Why Are There So Few Motorcycles With Automatic Gearboxes?

PH850806 • 25 July 2024

There is an assumption that anyone who is learning at a motorcycle driving school will be riding a bike with a manual gearbox.


This means that as part of their learning and development, they will not only have to learn the basic mechanics of riding and the rules of the road but also how to manage the unintuitive mechanics of a
clutch and sequential gearbox


This is also true with cars, but whilst a growing proportion of four-wheeled vehicles are either automatics or have no gearboxes at all due to the rise in electric vehicles, very few motorcycles are the same, which might be the result of one of the most ambitious failures in recent motorbike history.


In the late 2000s, the biggest motorcycle manufacturer in the world had a bold new idea to change the industry forever; Honda wanted to bring automatic gearboxes to two wheels.

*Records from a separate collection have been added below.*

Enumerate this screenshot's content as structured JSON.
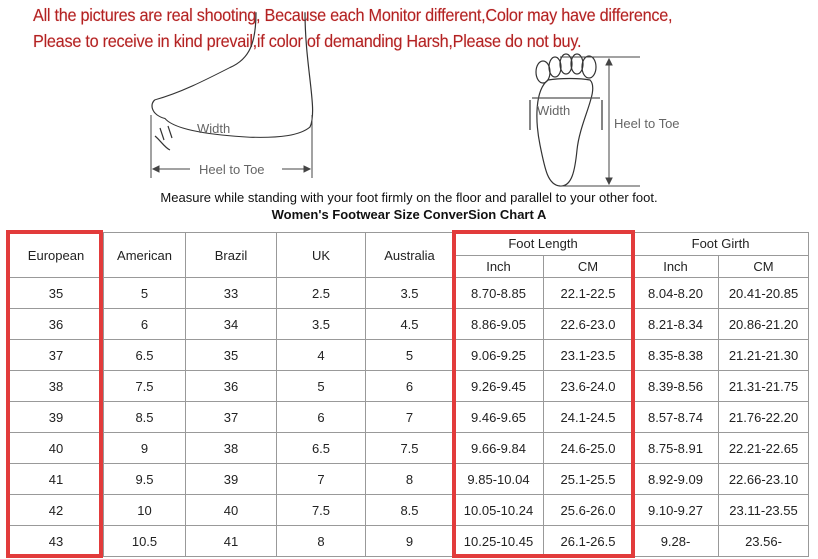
{
  "notice": {
    "line1": "All the pictures are real shooting, Because each Monitor different,Color may have difference,",
    "line2": "Please to receive in kind prevail,if color of demanding Harsh,Please do not buy."
  },
  "diagram": {
    "side_width": "Width",
    "side_heel_to_toe": "Heel to Toe",
    "top_width": "Width",
    "top_heel_to_toe": "Heel to Toe"
  },
  "instruction": "Measure while standing with your foot firmly on the floor and parallel to your other foot.",
  "chart_title": "Women's Footwear Size ConverSion Chart A",
  "highlight_color": "#e23b3b",
  "table": {
    "headers": {
      "european": "European",
      "american": "American",
      "brazil": "Brazil",
      "uk": "UK",
      "australia": "Australia",
      "foot_length": "Foot Length",
      "foot_girth": "Foot Girth",
      "inch": "Inch",
      "cm": "CM"
    },
    "rows": [
      [
        "35",
        "5",
        "33",
        "2.5",
        "3.5",
        "8.70-8.85",
        "22.1-22.5",
        "8.04-8.20",
        "20.41-20.85"
      ],
      [
        "36",
        "6",
        "34",
        "3.5",
        "4.5",
        "8.86-9.05",
        "22.6-23.0",
        "8.21-8.34",
        "20.86-21.20"
      ],
      [
        "37",
        "6.5",
        "35",
        "4",
        "5",
        "9.06-9.25",
        "23.1-23.5",
        "8.35-8.38",
        "21.21-21.30"
      ],
      [
        "38",
        "7.5",
        "36",
        "5",
        "6",
        "9.26-9.45",
        "23.6-24.0",
        "8.39-8.56",
        "21.31-21.75"
      ],
      [
        "39",
        "8.5",
        "37",
        "6",
        "7",
        "9.46-9.65",
        "24.1-24.5",
        "8.57-8.74",
        "21.76-22.20"
      ],
      [
        "40",
        "9",
        "38",
        "6.5",
        "7.5",
        "9.66-9.84",
        "24.6-25.0",
        "8.75-8.91",
        "22.21-22.65"
      ],
      [
        "41",
        "9.5",
        "39",
        "7",
        "8",
        "9.85-10.04",
        "25.1-25.5",
        "8.92-9.09",
        "22.66-23.10"
      ],
      [
        "42",
        "10",
        "40",
        "7.5",
        "8.5",
        "10.05-10.24",
        "25.6-26.0",
        "9.10-9.27",
        "23.11-23.55"
      ],
      [
        "43",
        "10.5",
        "41",
        "8",
        "9",
        "10.25-10.45",
        "26.1-26.5",
        "9.28-",
        "23.56-"
      ]
    ]
  }
}
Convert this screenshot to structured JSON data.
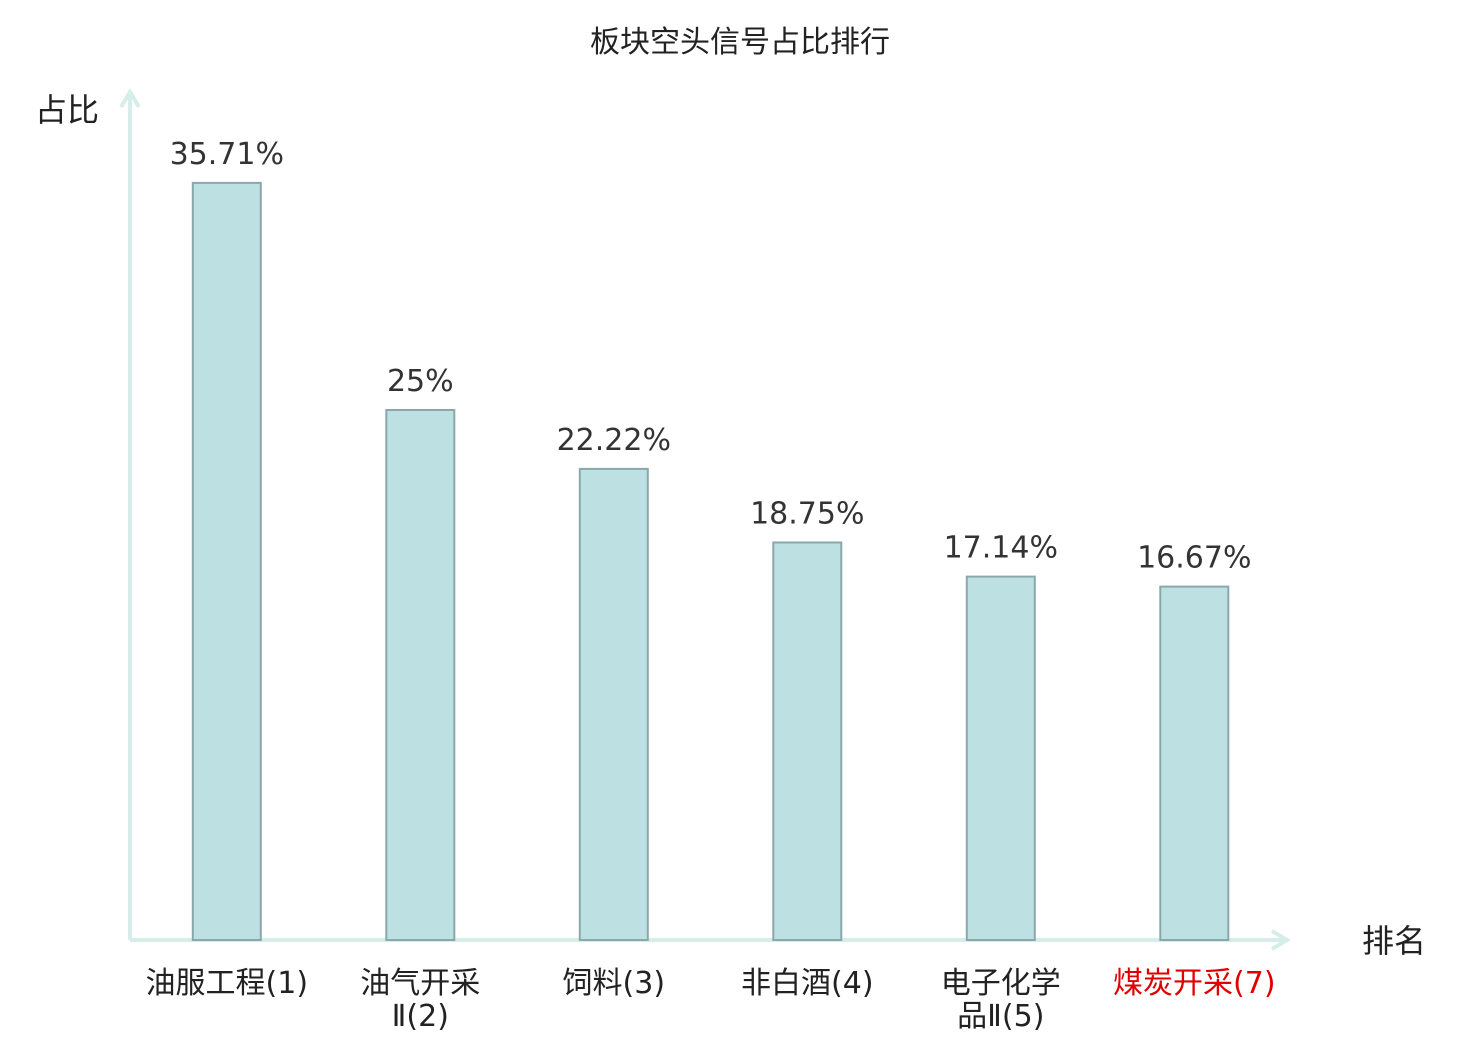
{
  "chart_data": {
    "type": "bar",
    "title": "板块空头信号占比排行",
    "xlabel": "排名",
    "ylabel": "占比",
    "unit": "%",
    "ylim": [
      0,
      37
    ],
    "grid": false,
    "categories": [
      "油服工程(1)",
      "油气开采Ⅱ(2)",
      "饲料(3)",
      "非白酒(4)",
      "电子化学品Ⅱ(5)",
      "煤炭开采(7)"
    ],
    "category_lines": [
      [
        "油服工程(1)"
      ],
      [
        "油气开采",
        "Ⅱ(2)"
      ],
      [
        "饲料(3)"
      ],
      [
        "非白酒(4)"
      ],
      [
        "电子化学",
        "品Ⅱ(5)"
      ],
      [
        "煤炭开采(7)"
      ]
    ],
    "values": [
      35.71,
      25,
      22.22,
      18.75,
      17.14,
      16.67
    ],
    "value_labels": [
      "35.71%",
      "25%",
      "22.22%",
      "18.75%",
      "17.14%",
      "16.67%"
    ],
    "highlight_index": 5
  },
  "colors": {
    "bar_fill": "#bde0e3",
    "bar_stroke": "#8aa8ab",
    "axis": "#d6ede9",
    "highlight": "#e00000"
  }
}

Whilst Yamaha and Aprilla had automatic bikes as well, Honda had an ambitious plan.


Known as the
Human Friendly Transmission, Honda had developed a continuous variable transmission (CVT) system that used a novel hydrostatic drive rather than the belt-driven systems commonly associated with scooters.


This meant that they could develop a CVT system that could act like a manual gearbox, and to showcase the system in the best possible light Honda developed the
DN-01, which was a mix between a scooter, a cruiser and a sportbike.

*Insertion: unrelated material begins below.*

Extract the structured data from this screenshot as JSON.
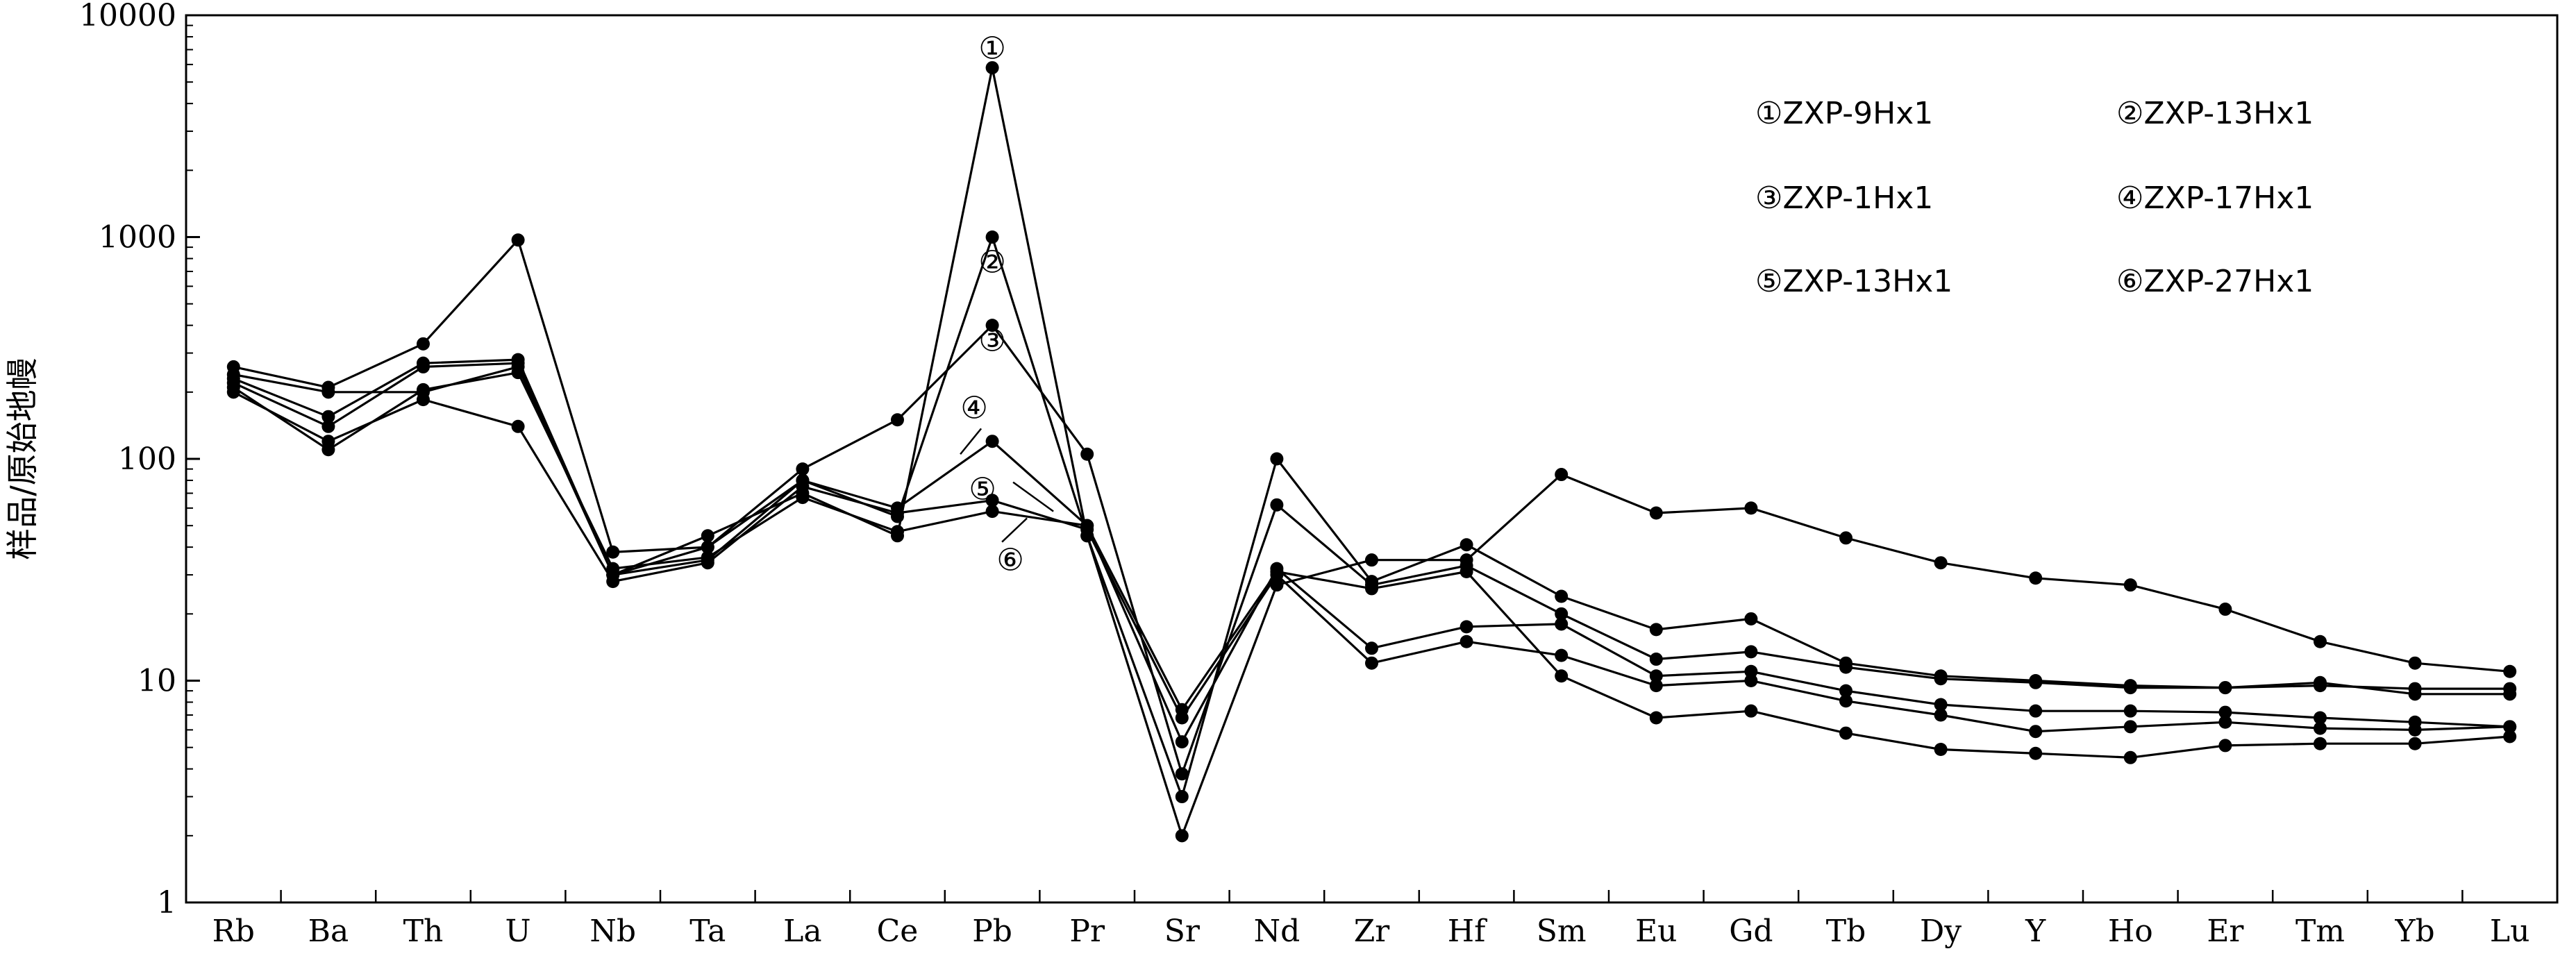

It was positioned as a jack-of-all-trades, and like most bikes that try to do too much at once, it ended up being a master of none of them 


It was too heavy to be a sportbike, too uncomfortable for long rides to be a cruiser, and lacked the storage to be truly effective as a scooter, with a load capacity of just 147kg.


Whilst it could have potentially found a market in between the extremes, the asking price of over £10,000 was far too much to convince too many buyers and it was discontinued within two years.